Implement static HTML report generation with confusion matrix and integrated curated examples.

Purpose: Generate a self-contained HTML report that can be shared without external dependencies. The report includes aggregate benchmark metrics, a confusion matrix visualizing GL account prediction errors (with low-frequency accounts grouped), and the curated showcase examples from Plan 01.

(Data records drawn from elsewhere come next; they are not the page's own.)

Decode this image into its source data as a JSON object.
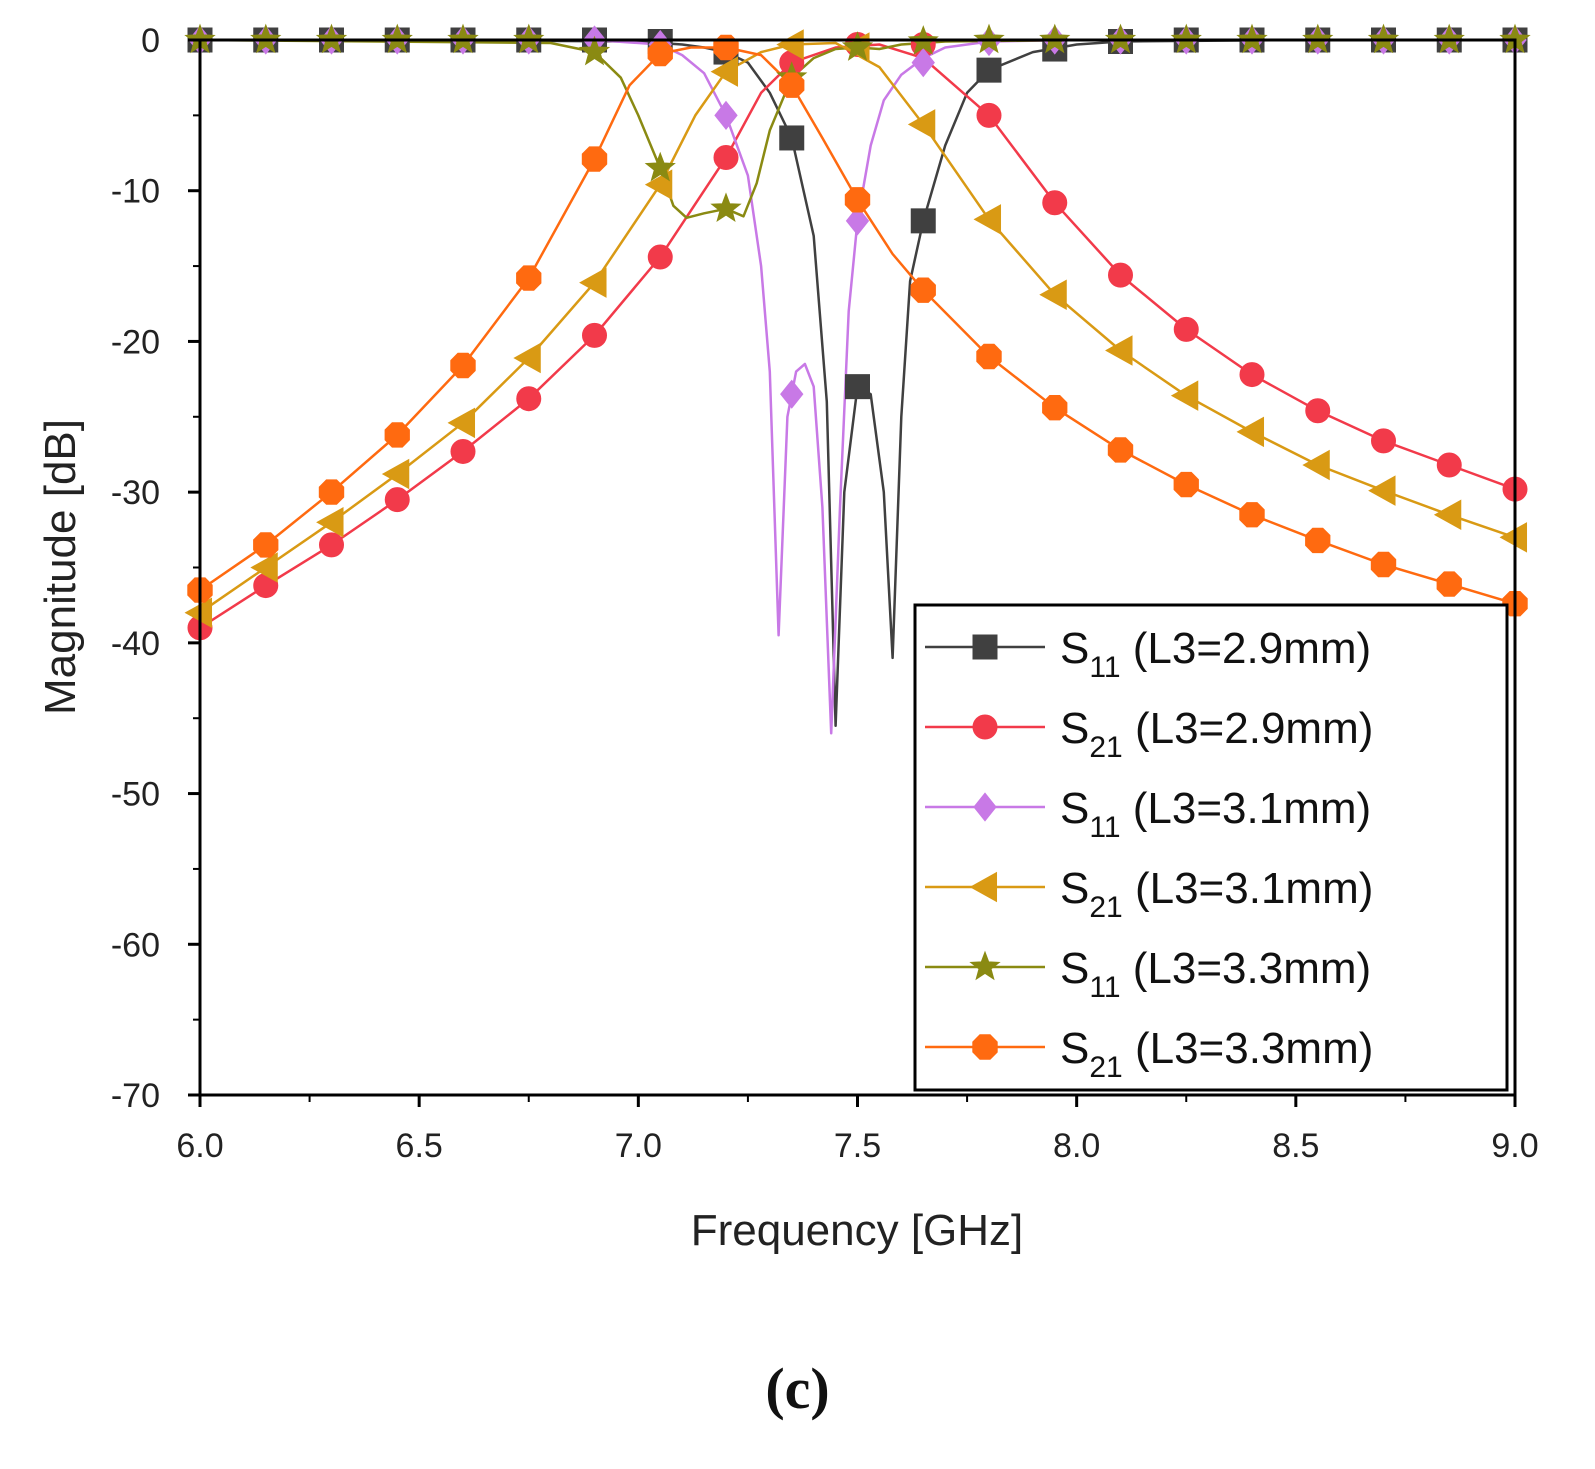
{
  "chart_data": {
    "type": "line",
    "xlabel": "Frequency [GHz]",
    "ylabel": "Magnitude [dB]",
    "xlim": [
      6.0,
      9.0
    ],
    "ylim": [
      -70,
      0
    ],
    "xticks": [
      "6.0",
      "6.5",
      "7.0",
      "7.5",
      "8.0",
      "8.5",
      "9.0"
    ],
    "xtick_values": [
      6.0,
      6.5,
      7.0,
      7.5,
      8.0,
      8.5,
      9.0
    ],
    "yticks": [
      "0",
      "-10",
      "-20",
      "-30",
      "-40",
      "-50",
      "-60",
      "-70"
    ],
    "ytick_values": [
      0,
      -10,
      -20,
      -30,
      -40,
      -50,
      -60,
      -70
    ],
    "legend_position": "bottom-right",
    "series": [
      {
        "name": "S11 (L3=2.9mm)",
        "legend_main": "S",
        "legend_sub": "11",
        "legend_rest": " (L3=2.9mm)",
        "color": "#404040",
        "marker": "square",
        "x": [
          6.0,
          6.5,
          7.0,
          7.1,
          7.15,
          7.2,
          7.25,
          7.3,
          7.35,
          7.4,
          7.43,
          7.45,
          7.47,
          7.5,
          7.53,
          7.56,
          7.58,
          7.6,
          7.62,
          7.65,
          7.7,
          7.75,
          7.8,
          7.9,
          8.0,
          8.1,
          8.5,
          9.0
        ],
        "y": [
          0,
          0,
          -0.1,
          -0.3,
          -0.5,
          -0.8,
          -1.5,
          -3.5,
          -6.5,
          -13,
          -24,
          -45.5,
          -30,
          -23,
          -23.5,
          -30,
          -41,
          -25,
          -16,
          -12,
          -7,
          -3.5,
          -2,
          -0.8,
          -0.3,
          -0.1,
          0,
          0
        ],
        "mx": [
          6.0,
          6.15,
          6.3,
          6.45,
          6.6,
          6.75,
          6.9,
          7.05,
          7.2,
          7.35,
          7.5,
          7.65,
          7.8,
          7.95,
          8.1,
          8.25,
          8.4,
          8.55,
          8.7,
          8.85,
          9.0
        ],
        "my": [
          0,
          0,
          0,
          0,
          0,
          0,
          0,
          -0.1,
          -0.8,
          -6.5,
          -23,
          -12,
          -2,
          -0.6,
          -0.1,
          0,
          0,
          0,
          0,
          0,
          0
        ]
      },
      {
        "name": "S21 (L3=2.9mm)",
        "legend_main": "S",
        "legend_sub": "21",
        "legend_rest": " (L3=2.9mm)",
        "color": "#f23a4a",
        "marker": "circle",
        "x": [
          6.0,
          6.15,
          6.3,
          6.45,
          6.6,
          6.75,
          6.9,
          7.05,
          7.2,
          7.28,
          7.35,
          7.45,
          7.55,
          7.65,
          7.8,
          7.95,
          8.1,
          8.25,
          8.4,
          8.55,
          8.7,
          8.85,
          9.0
        ],
        "y": [
          -39,
          -36.2,
          -33.5,
          -30.5,
          -27.3,
          -23.8,
          -19.6,
          -14.4,
          -7.8,
          -3.5,
          -1.5,
          -0.5,
          -0.3,
          -1.2,
          -5,
          -10.8,
          -15.6,
          -19.2,
          -22.2,
          -24.6,
          -26.6,
          -28.2,
          -29.8
        ],
        "mx": [
          6.0,
          6.15,
          6.3,
          6.45,
          6.6,
          6.75,
          6.9,
          7.05,
          7.2,
          7.35,
          7.5,
          7.65,
          7.8,
          7.95,
          8.1,
          8.25,
          8.4,
          8.55,
          8.7,
          8.85,
          9.0
        ],
        "my": [
          -39,
          -36.2,
          -33.5,
          -30.5,
          -27.3,
          -23.8,
          -19.6,
          -14.4,
          -7.8,
          -1.5,
          -0.3,
          -0.3,
          -5,
          -10.8,
          -15.6,
          -19.2,
          -22.2,
          -24.6,
          -26.6,
          -28.2,
          -29.8
        ]
      },
      {
        "name": "S11 (L3=3.1mm)",
        "legend_main": "S",
        "legend_sub": "11",
        "legend_rest": " (L3=3.1mm)",
        "color": "#c879e6",
        "marker": "diamond",
        "x": [
          6.0,
          6.9,
          7.05,
          7.1,
          7.15,
          7.2,
          7.25,
          7.28,
          7.3,
          7.32,
          7.34,
          7.36,
          7.38,
          7.4,
          7.42,
          7.44,
          7.46,
          7.48,
          7.5,
          7.53,
          7.56,
          7.6,
          7.65,
          7.7,
          7.8,
          8.0,
          9.0
        ],
        "y": [
          0,
          0,
          -0.3,
          -1,
          -2.2,
          -5,
          -9,
          -15,
          -22,
          -39.5,
          -25,
          -22,
          -21.5,
          -23,
          -31,
          -46,
          -31,
          -18,
          -12,
          -7,
          -4,
          -2.3,
          -1.2,
          -0.5,
          -0.1,
          0,
          0
        ],
        "mx": [
          6.0,
          6.15,
          6.3,
          6.45,
          6.6,
          6.75,
          6.9,
          7.05,
          7.2,
          7.35,
          7.5,
          7.65,
          7.8,
          7.95,
          8.1,
          8.25,
          8.4,
          8.55,
          8.7,
          8.85,
          9.0
        ],
        "my": [
          0,
          0,
          0,
          0,
          0,
          0,
          0,
          -0.3,
          -5,
          -23.5,
          -12,
          -1.5,
          -0.1,
          0,
          0,
          0,
          0,
          0,
          0,
          0,
          0
        ]
      },
      {
        "name": "S21 (L3=3.1mm)",
        "legend_main": "S",
        "legend_sub": "21",
        "legend_rest": " (L3=3.1mm)",
        "color": "#d99a14",
        "marker": "triangle-left",
        "x": [
          6.0,
          6.15,
          6.3,
          6.45,
          6.6,
          6.75,
          6.9,
          7.05,
          7.13,
          7.2,
          7.28,
          7.35,
          7.45,
          7.55,
          7.65,
          7.8,
          7.95,
          8.1,
          8.25,
          8.4,
          8.55,
          8.7,
          8.85,
          9.0
        ],
        "y": [
          -38,
          -35,
          -32,
          -28.8,
          -25.4,
          -21.1,
          -16.1,
          -9.6,
          -5,
          -2.1,
          -0.8,
          -0.3,
          -0.2,
          -1.8,
          -5.6,
          -11.9,
          -16.9,
          -20.6,
          -23.6,
          -26,
          -28.2,
          -29.9,
          -31.5,
          -33
        ],
        "mx": [
          6.0,
          6.15,
          6.3,
          6.45,
          6.6,
          6.75,
          6.9,
          7.05,
          7.2,
          7.35,
          7.5,
          7.65,
          7.8,
          7.95,
          8.1,
          8.25,
          8.4,
          8.55,
          8.7,
          8.85,
          9.0
        ],
        "my": [
          -38,
          -35,
          -32,
          -28.8,
          -25.4,
          -21.1,
          -16.1,
          -9.6,
          -2.1,
          -0.3,
          -0.5,
          -5.6,
          -11.9,
          -16.9,
          -20.6,
          -23.6,
          -26,
          -28.2,
          -29.9,
          -31.5,
          -33
        ]
      },
      {
        "name": "S11 (L3=3.3mm)",
        "legend_main": "S",
        "legend_sub": "11",
        "legend_rest": " (L3=3.3mm)",
        "color": "#8a8a12",
        "marker": "star",
        "x": [
          6.0,
          6.8,
          6.9,
          6.96,
          7.0,
          7.05,
          7.08,
          7.11,
          7.15,
          7.2,
          7.24,
          7.27,
          7.3,
          7.35,
          7.4,
          7.45,
          7.5,
          7.55,
          7.6,
          7.7,
          8.0,
          9.0
        ],
        "y": [
          0,
          -0.2,
          -0.8,
          -2.5,
          -5,
          -8.5,
          -11,
          -11.8,
          -11.5,
          -11.2,
          -11.7,
          -9.5,
          -6,
          -2.5,
          -1.2,
          -0.6,
          -0.5,
          -0.6,
          -0.3,
          -0.1,
          0,
          0
        ],
        "mx": [
          6.0,
          6.15,
          6.3,
          6.45,
          6.6,
          6.75,
          6.9,
          7.05,
          7.2,
          7.35,
          7.5,
          7.65,
          7.8,
          7.95,
          8.1,
          8.25,
          8.4,
          8.55,
          8.7,
          8.85,
          9.0
        ],
        "my": [
          0,
          0,
          0,
          0,
          0,
          0,
          -0.8,
          -8.5,
          -11.2,
          -2.5,
          -0.5,
          -0.1,
          0,
          0,
          0,
          0,
          0,
          0,
          0,
          0,
          0
        ]
      },
      {
        "name": "S21 (L3=3.3mm)",
        "legend_main": "S",
        "legend_sub": "21",
        "legend_rest": " (L3=3.3mm)",
        "color": "#ff6a10",
        "marker": "octagon",
        "x": [
          6.0,
          6.15,
          6.3,
          6.45,
          6.6,
          6.75,
          6.9,
          6.98,
          7.05,
          7.12,
          7.2,
          7.28,
          7.35,
          7.42,
          7.5,
          7.58,
          7.65,
          7.8,
          7.95,
          8.1,
          8.25,
          8.4,
          8.55,
          8.7,
          8.85,
          9.0
        ],
        "y": [
          -36.5,
          -33.5,
          -30,
          -26.2,
          -21.6,
          -15.8,
          -7.9,
          -3,
          -0.9,
          -0.5,
          -0.5,
          -1,
          -3,
          -6.5,
          -10.6,
          -14.2,
          -16.6,
          -21,
          -24.4,
          -27.2,
          -29.5,
          -31.5,
          -33.2,
          -34.8,
          -36.1,
          -37.4
        ],
        "mx": [
          6.0,
          6.15,
          6.3,
          6.45,
          6.6,
          6.75,
          6.9,
          7.05,
          7.2,
          7.35,
          7.5,
          7.65,
          7.8,
          7.95,
          8.1,
          8.25,
          8.4,
          8.55,
          8.7,
          8.85,
          9.0
        ],
        "my": [
          -36.5,
          -33.5,
          -30,
          -26.2,
          -21.6,
          -15.8,
          -7.9,
          -0.9,
          -0.5,
          -3,
          -10.6,
          -16.6,
          -21,
          -24.4,
          -27.2,
          -29.5,
          -31.5,
          -33.2,
          -34.8,
          -36.1,
          -37.4
        ]
      }
    ]
  },
  "caption": "(c)"
}
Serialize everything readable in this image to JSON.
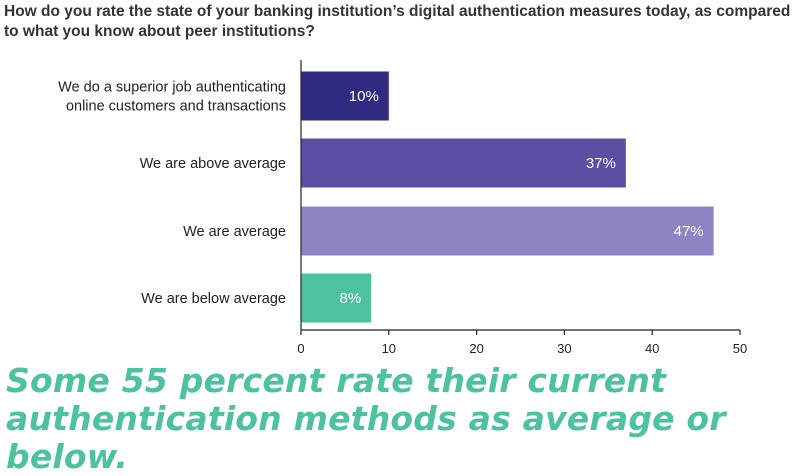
{
  "question": "How do you rate the state of your banking institution’s digital authentication measures today, as compared to what you know about peer institutions?",
  "takeaway": "Some 55 percent rate their current authentication methods as average or below.",
  "chart_data": {
    "type": "bar",
    "orientation": "horizontal",
    "categories": [
      [
        "We do a superior job authenticating",
        "online customers and transactions"
      ],
      [
        "We are above average"
      ],
      [
        "We are average"
      ],
      [
        "We are below average"
      ]
    ],
    "values": [
      10,
      37,
      47,
      8
    ],
    "value_labels": [
      "10%",
      "37%",
      "47%",
      "8%"
    ],
    "colors": [
      "#302b80",
      "#5a50a3",
      "#8d86c4",
      "#4cc2a1"
    ],
    "xlim": [
      0,
      50
    ],
    "xticks": [
      "0",
      "10",
      "20",
      "30",
      "40",
      "50"
    ],
    "grid": false,
    "legend": "none"
  }
}
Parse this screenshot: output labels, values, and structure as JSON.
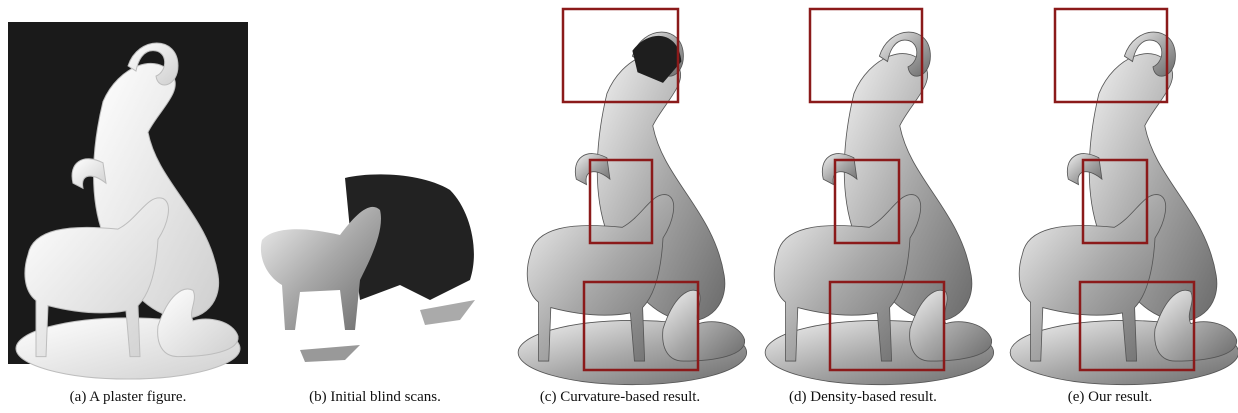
{
  "figure": {
    "panels": [
      {
        "label": "(a)",
        "caption": "A plaster figure."
      },
      {
        "label": "(b)",
        "caption": "Initial blind scans."
      },
      {
        "label": "(c)",
        "caption": "Curvature-based result."
      },
      {
        "label": "(d)",
        "caption": "Density-based result."
      },
      {
        "label": "(e)",
        "caption": "Our result."
      }
    ]
  }
}
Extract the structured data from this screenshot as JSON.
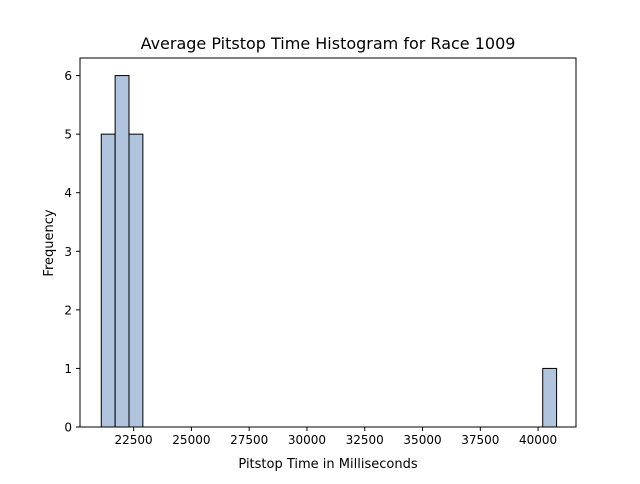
{
  "chart_data": {
    "type": "bar",
    "title": "Average Pitstop Time Histogram for Race 1009",
    "xlabel": "Pitstop Time in Milliseconds",
    "ylabel": "Frequency",
    "xlim": [
      20180,
      41640
    ],
    "ylim": [
      0,
      6.3
    ],
    "xticks": [
      22500,
      25000,
      27500,
      30000,
      32500,
      35000,
      37500,
      40000
    ],
    "yticks": [
      0,
      1,
      2,
      3,
      4,
      5,
      6
    ],
    "bar_color": "#b0c4de",
    "edge_color": "#000000",
    "grid": false,
    "bins": [
      {
        "x0": 21100,
        "x1": 21700,
        "count": 5
      },
      {
        "x0": 21700,
        "x1": 22300,
        "count": 6
      },
      {
        "x0": 22300,
        "x1": 22900,
        "count": 5
      },
      {
        "x0": 40200,
        "x1": 40800,
        "count": 1
      }
    ]
  }
}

Output: New src/reporting/ module with confusion matrix generator and HTML report exporter, plus Flask route to trigger export

<execution_context> @./.claude/get-shit-done/workflows/execute-plan.md @./.claude/get-shit-done/templates/summary.md </execution_context>

@.planning/PROJECT.md @.planning/ROADMAP.md @.planning/STATE.md @.planning/phases/05-reporting-llm-judge/05-RESEARCH.md @.planning/phases/05-reporting-llm-judge/05-01-SUMMARY.md

Existing evaluation infrastructure

@src/evaluation/metrics.py @src/evaluation/benchmark.py @src/evaluation/example_selector.py @src/app.py

Task 1: Add seaborn/matplotlib dependencies and create confusion matrix module pyproject.toml, src/reporting/__init__.py, src/reporting/confusion_matrix.py 1. Add seaborn and matplotlib to pyproject.toml dependencies: ```bash cd /home/volrath/code/worktrees-orcha-semantic-search/spikes/semantic-search source .venv/bin/activate uv add seaborn matplotlib ```
  1. Create src/reporting/init.py (empty or with exports)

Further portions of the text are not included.